- DVD cover.
- Directed by: Ere Kokkonen
- Written by: Spede Pasanen
- Produced by: Spede Pasanen
- Starring: Vesa-Matti Loiri Marjatta Raita Tapio Hämäläinen Marita Nordberg Spede Pasanen Seppo Laine Simo Salminen
- Distributed by: Funny-Films Oy
- Release date: 1976;
- Running time: 1h 24 min
- Country: Finland
- Language: Finnish

= Lottovoittaja UKK Turhapuro =

Lottovoittaja UKK Turhapuro (English: Lottery Winner UKK Turhapuro) (Note: UKK being an apparent reference to former President of Finland Urho Kekkonen.) is a Finnish 1976 comedy film written by Spede Pasanen and directed by Ere Kokkonen.
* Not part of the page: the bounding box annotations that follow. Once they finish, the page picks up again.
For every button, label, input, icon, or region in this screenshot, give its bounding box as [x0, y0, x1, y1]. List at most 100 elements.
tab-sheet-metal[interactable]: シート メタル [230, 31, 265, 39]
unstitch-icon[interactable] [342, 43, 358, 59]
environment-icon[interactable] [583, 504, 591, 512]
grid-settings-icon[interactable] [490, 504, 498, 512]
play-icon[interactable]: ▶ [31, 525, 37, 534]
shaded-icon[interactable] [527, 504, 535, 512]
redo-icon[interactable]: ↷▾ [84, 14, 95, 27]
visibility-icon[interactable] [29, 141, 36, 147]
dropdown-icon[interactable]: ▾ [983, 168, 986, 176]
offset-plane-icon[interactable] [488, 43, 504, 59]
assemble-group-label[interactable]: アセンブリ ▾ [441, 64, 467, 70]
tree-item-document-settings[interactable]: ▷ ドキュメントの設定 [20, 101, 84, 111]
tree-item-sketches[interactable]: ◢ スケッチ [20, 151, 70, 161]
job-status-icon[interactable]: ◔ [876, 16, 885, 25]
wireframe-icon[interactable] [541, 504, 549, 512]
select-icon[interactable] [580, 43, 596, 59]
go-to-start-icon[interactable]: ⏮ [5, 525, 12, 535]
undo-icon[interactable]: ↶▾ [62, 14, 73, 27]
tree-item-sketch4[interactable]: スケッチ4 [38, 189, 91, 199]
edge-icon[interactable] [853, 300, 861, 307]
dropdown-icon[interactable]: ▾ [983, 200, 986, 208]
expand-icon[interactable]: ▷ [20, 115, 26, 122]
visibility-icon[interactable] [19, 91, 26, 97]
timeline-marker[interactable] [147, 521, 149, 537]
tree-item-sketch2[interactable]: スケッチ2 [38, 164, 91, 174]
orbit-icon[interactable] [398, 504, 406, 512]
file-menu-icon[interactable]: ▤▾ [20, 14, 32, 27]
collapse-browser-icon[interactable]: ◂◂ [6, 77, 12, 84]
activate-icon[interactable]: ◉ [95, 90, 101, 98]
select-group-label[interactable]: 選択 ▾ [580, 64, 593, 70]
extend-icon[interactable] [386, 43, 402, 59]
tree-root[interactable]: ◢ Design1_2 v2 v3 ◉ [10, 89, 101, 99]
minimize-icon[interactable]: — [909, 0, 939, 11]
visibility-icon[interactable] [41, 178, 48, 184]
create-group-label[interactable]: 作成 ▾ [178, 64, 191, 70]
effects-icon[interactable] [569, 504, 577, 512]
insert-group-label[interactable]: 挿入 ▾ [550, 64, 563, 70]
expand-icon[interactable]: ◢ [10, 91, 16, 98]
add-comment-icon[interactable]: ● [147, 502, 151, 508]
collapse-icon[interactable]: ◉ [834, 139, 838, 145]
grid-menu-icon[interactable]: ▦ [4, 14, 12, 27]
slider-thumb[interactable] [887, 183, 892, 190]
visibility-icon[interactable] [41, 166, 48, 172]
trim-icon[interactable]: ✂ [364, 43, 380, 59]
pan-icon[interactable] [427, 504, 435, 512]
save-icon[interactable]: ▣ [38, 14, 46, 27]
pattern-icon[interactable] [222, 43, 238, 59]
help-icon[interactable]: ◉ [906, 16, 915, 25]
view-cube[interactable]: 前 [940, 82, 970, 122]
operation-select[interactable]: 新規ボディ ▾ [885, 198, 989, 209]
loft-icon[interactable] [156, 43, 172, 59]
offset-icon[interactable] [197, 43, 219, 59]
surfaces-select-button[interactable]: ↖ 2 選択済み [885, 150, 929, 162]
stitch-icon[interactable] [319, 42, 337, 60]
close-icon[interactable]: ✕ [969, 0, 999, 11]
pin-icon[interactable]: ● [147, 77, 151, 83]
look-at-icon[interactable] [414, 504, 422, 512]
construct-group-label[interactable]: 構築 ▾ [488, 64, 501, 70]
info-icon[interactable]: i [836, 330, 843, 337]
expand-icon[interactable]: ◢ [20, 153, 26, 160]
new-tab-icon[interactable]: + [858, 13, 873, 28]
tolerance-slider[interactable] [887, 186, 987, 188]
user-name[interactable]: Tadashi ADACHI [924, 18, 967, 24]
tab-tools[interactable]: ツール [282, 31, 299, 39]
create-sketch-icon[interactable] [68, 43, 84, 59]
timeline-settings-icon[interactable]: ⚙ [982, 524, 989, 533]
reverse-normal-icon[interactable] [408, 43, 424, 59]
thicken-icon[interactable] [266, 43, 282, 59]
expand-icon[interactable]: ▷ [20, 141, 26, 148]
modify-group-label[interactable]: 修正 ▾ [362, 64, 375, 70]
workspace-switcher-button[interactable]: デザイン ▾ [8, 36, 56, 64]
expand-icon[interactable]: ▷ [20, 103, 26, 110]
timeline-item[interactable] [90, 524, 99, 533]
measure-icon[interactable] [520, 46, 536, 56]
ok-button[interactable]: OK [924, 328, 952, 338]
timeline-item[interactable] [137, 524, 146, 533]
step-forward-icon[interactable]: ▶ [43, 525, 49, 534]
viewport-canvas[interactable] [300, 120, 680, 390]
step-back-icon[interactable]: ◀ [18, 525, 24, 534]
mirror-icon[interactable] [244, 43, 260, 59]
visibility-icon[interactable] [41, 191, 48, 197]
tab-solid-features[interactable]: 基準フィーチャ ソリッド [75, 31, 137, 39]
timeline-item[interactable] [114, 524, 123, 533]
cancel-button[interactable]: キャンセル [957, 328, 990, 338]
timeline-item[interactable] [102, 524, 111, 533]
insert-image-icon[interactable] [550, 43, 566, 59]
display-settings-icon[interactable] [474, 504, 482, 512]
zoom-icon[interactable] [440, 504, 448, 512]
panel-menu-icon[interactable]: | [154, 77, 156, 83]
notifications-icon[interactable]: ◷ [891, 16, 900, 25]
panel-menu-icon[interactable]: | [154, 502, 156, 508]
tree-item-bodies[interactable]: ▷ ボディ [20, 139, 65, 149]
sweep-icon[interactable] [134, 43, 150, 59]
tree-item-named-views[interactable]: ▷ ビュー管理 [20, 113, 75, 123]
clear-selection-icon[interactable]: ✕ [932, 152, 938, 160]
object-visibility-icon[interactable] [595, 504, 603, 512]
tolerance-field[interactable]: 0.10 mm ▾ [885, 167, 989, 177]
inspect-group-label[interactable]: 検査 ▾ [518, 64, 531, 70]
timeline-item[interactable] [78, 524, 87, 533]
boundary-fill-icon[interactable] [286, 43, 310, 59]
It is the third film in the Uuno Turhapuro series. The film is the first in the series to feature actors Tapio Hämäläinen and Marita Nordberg, who mainly play Uuno Turhapuro's parent-in-laws in the other films of the series.

The film was the second most successful Finnish film of 1976, behind only The Vacation, directed by Risto Jarva.

==Plot==
It is the first anniversary of Uuno (Vesa-Matti Loiri) and Elisabet (Marjatta Raita). Uuno has placed a bet with his friend Härski-Hartikainen (Spede Pasanen) a year ago, that if Uuno can take just one year of marriage with Elisabet, Hartikainen will treat him a festive dinner. However, Hartikainen buys a lottery ticket for Uuno, who agrees to deduct it from his debt - and the festive dinner is reduced to a can of milk and half a sausage. As it happens, Uuno becomes the lottery winner of 1.5 million marks, only to soon realize he doesn't own a single penny yet. Mister Tossavainen (Seppo Laine) arrives and offers to finance Uuno before he actually gets the jackpot. Thus, Uuno gets to live a rich live on credit. He buys a raccoon fur, leopard swimming trunks and a couple of Mercedes-Benzes. Women begin to fancy Uuno and so does his father-in-law (Tapio Hämäläinen). As time goes by it is revealed, though, that Uuno is not actually a lottery winner, and so he has to escape the anger of others to Härski's car repair shop.